Если вы хотите автоматически войти в систему с помощью ваших SSH-ключей, вам просто нужно установить PuTTY, Pageant и KeePass с KeeAgent. Если вы настраиваете его правильно, вам не нужно настраивать ключи в PuTTY, Pageant или FileZilla.

Я использую это сам, и я очень рад этому. У меня есть более 30 VPS и Root Server с определенным количеством различных SSH-ключей, и единственное, что мне нужно сделать, это открыть KeePass (это не мой основной пароль, безопасный), а затем мне просто нужно ввести в консоль мою пароль.

CentrixDE
источник
3

Я бы порекомендовал хранить закрытые ключи:

  • в автономном режиме (не в облаке)
  • в более чем одном месте
  • кроме всего, что связано с ним, например, ключа для ваших зашифрованных данных, храните его отдельно от данных

Я бы сказал, лучшее место было бы:

  • внешний жесткий диск
  • флэш-ключ
  • компьютер не подключен к интернету

Еще лучше, просто распечатайте его и положите в пожаробезопасный сейф.

вздор
источник
4
Безопасность / лучшие практики работают рука об руку с практичностью.

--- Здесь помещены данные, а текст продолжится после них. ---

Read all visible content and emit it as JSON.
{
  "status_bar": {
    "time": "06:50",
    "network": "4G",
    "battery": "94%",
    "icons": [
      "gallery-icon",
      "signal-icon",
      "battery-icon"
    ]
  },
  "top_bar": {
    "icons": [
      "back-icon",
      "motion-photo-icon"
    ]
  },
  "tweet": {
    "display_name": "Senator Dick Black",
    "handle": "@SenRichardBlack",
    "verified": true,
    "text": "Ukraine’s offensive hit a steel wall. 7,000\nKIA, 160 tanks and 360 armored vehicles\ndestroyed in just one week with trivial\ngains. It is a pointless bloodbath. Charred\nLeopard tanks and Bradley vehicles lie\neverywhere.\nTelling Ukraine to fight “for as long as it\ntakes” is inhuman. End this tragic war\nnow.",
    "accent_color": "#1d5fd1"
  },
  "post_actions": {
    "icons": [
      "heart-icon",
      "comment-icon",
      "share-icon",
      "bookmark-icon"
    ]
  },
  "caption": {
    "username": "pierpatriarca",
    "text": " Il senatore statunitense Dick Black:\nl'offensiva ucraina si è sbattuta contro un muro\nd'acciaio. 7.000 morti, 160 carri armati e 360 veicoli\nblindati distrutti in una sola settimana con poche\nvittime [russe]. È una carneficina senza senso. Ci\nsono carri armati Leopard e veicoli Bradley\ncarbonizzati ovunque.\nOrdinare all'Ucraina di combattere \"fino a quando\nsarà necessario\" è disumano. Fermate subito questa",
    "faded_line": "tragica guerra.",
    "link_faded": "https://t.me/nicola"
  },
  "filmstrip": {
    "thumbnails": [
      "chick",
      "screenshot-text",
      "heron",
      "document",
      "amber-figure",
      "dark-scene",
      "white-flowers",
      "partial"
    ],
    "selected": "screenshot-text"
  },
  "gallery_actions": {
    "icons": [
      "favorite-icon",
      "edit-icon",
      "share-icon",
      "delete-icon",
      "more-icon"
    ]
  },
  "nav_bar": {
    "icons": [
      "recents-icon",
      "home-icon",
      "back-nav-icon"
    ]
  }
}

Если стратегия безопасности ограничивает возможность использования системы, она будет обойдена пользователем, а не злоумышленником.
zaTricky
1

У меня есть tar-файл, в котором есть мои настройки пользователя (.bashrc, .ssh / и другие файлы конфигурации), которые я храню в безопасном месте. Когда я получаю новую учетную запись оболочки, я распаковываю в нее файл tar.

Вы должны размещать свои закрытые ключи только на тех серверах, которым доверяете, в противном случае вы должны создать новый закрытый ключ на сервере только для этого сервера и разрешить ему доступ к вещам, к которым вы хотите иметь доступ.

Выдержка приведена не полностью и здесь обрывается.